You may remember last week's post on menu planning, but I did not keep to it. The biggest reason why is because Drew was sick from Wednesday to Saturday. When he did not go to work, he stayed in bed and took Tylenol, ate saltines, and drank apple juice. So since he was sick and ate very little food, I did not make big dinners. Another reason is because my MIL came to visit and she made dinner on Thursday and Friday nights. Remember, I was working on Friday, which was an extremely BUSY day, and I did not get home until 9:00 PM. With menu planning, it's also good to be adaptable and go with the flow. Thankfully, I'm not a Type A personality, so this is easier for me to do. Unless otherwise specified, all of these meals are for dinner. For breakfast, I typically have oatmeal and for lunch have leftovers.

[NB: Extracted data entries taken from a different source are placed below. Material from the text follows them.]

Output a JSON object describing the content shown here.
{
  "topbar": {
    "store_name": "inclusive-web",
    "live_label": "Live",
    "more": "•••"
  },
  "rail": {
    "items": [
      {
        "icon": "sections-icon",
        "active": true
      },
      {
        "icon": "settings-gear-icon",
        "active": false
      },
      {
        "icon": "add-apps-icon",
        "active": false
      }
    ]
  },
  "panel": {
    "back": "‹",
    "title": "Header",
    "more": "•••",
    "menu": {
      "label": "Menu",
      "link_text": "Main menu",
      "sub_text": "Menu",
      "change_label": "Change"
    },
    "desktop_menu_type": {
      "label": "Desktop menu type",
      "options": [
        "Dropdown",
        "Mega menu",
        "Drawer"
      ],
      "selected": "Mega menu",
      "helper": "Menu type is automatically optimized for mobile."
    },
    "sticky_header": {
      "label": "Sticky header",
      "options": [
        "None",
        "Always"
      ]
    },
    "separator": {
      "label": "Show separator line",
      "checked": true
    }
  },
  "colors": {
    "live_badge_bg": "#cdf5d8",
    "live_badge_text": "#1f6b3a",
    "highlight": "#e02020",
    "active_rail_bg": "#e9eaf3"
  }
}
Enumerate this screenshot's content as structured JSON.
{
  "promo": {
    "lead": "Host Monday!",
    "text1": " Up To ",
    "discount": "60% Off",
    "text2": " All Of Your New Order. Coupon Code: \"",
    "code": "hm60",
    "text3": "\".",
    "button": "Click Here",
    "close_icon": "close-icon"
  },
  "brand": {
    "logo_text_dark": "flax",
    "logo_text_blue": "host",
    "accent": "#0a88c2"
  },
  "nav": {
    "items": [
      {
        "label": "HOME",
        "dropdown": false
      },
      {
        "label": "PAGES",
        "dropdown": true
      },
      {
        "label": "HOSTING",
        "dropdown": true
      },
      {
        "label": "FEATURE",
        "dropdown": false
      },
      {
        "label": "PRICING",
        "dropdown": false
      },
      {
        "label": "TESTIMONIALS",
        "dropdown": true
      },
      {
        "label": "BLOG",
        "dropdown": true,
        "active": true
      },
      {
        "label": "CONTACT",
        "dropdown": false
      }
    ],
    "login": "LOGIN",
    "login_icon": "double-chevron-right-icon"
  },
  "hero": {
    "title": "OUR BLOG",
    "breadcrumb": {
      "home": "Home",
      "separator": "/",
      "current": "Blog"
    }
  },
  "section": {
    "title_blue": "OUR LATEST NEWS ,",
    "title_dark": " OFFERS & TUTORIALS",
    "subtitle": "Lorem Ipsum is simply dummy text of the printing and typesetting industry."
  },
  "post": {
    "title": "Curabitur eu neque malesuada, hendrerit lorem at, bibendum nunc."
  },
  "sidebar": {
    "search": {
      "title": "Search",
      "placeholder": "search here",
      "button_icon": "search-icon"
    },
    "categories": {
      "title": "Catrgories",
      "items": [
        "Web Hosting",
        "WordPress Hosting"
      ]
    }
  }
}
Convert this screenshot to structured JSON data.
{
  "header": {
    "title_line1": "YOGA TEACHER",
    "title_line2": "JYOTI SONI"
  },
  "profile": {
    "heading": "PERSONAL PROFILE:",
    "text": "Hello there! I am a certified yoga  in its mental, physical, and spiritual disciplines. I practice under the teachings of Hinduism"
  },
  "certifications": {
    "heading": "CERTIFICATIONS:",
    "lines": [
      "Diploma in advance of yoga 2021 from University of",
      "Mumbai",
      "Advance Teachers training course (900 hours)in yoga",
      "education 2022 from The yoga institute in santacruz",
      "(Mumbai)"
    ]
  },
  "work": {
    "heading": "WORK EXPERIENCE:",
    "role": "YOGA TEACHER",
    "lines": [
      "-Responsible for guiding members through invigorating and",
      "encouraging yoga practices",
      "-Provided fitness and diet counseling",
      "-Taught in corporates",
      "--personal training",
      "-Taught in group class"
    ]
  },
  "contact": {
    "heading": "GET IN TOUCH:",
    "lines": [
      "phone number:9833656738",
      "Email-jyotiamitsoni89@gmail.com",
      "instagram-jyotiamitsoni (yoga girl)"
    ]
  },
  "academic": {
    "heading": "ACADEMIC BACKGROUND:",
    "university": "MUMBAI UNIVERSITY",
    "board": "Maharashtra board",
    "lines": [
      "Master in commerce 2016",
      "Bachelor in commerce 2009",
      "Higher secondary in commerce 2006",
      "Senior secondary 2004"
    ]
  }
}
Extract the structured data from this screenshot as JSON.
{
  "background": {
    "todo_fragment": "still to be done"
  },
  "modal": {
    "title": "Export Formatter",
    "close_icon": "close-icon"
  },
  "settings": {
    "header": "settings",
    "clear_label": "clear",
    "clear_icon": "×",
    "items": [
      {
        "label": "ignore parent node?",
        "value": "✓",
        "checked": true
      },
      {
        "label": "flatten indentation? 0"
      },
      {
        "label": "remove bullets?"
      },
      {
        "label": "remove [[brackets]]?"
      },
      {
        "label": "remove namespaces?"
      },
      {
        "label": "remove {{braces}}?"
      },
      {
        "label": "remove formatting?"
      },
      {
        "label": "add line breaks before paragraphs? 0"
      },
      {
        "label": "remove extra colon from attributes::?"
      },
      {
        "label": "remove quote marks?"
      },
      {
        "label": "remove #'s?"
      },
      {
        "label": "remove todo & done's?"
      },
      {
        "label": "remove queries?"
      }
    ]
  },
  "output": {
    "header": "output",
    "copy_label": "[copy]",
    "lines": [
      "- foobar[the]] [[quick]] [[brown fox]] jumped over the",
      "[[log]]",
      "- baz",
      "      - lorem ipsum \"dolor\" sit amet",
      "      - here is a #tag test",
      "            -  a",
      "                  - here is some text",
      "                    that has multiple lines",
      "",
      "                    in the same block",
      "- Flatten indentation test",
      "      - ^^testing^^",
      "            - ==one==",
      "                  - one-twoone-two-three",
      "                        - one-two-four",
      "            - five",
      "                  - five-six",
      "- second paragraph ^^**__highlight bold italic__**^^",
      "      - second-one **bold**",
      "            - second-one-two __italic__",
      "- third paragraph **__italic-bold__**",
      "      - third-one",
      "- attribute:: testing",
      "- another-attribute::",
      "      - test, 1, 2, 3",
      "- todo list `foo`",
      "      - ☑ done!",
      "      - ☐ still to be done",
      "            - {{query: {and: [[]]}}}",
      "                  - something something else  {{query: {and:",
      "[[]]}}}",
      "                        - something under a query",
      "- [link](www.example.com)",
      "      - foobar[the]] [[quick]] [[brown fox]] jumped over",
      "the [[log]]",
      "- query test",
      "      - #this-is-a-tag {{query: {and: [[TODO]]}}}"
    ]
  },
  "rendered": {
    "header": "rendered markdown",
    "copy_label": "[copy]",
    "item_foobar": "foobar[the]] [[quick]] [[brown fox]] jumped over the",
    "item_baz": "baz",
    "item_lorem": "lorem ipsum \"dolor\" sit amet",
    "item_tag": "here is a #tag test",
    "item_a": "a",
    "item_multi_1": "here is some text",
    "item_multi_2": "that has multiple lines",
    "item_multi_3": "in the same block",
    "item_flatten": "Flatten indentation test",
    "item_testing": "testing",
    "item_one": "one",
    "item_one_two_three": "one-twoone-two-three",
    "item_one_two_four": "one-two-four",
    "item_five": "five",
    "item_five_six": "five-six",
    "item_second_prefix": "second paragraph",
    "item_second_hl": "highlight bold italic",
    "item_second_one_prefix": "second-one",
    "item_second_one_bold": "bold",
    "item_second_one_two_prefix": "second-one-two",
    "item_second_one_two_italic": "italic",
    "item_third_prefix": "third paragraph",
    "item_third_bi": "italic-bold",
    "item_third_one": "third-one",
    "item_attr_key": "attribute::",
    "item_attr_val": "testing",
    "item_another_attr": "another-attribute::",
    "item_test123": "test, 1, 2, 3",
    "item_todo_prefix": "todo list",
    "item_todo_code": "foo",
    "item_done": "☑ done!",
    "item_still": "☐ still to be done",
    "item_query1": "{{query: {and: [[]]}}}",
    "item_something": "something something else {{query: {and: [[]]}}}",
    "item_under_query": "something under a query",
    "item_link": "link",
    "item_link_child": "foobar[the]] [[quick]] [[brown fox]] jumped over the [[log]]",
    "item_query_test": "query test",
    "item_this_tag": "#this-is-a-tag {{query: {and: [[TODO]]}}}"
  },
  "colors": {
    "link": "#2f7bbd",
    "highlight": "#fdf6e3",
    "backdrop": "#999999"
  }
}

Monday: Stew and salad. Recipe for stew will come later this week.
Tuesday: Stromboli (I plan on freezing on of the Strombolis) and spinach, apple, cranberry, sunflower seed, feta salad.
Wednesday: Turkey spinach meatloaf/garlic mashed potatoes/green beans.
Thursday: Fish/Sweet potato fries/Salad
Friday: My MIL is coming again. I work on Friday; so, she said that she would make dinner.
Brunch: Baby shower at church. I'm taking Spinach and goat cheese egg casserole; I'm adapting it from this Spinach and goat cheese frittata recipe.
Dinner: Sesame chicken/rice/broccoli.
Apple and spice dutch baby pancake recipe for lunch
We bring food for an evening Bible study at church. I'll be taking a Quiche.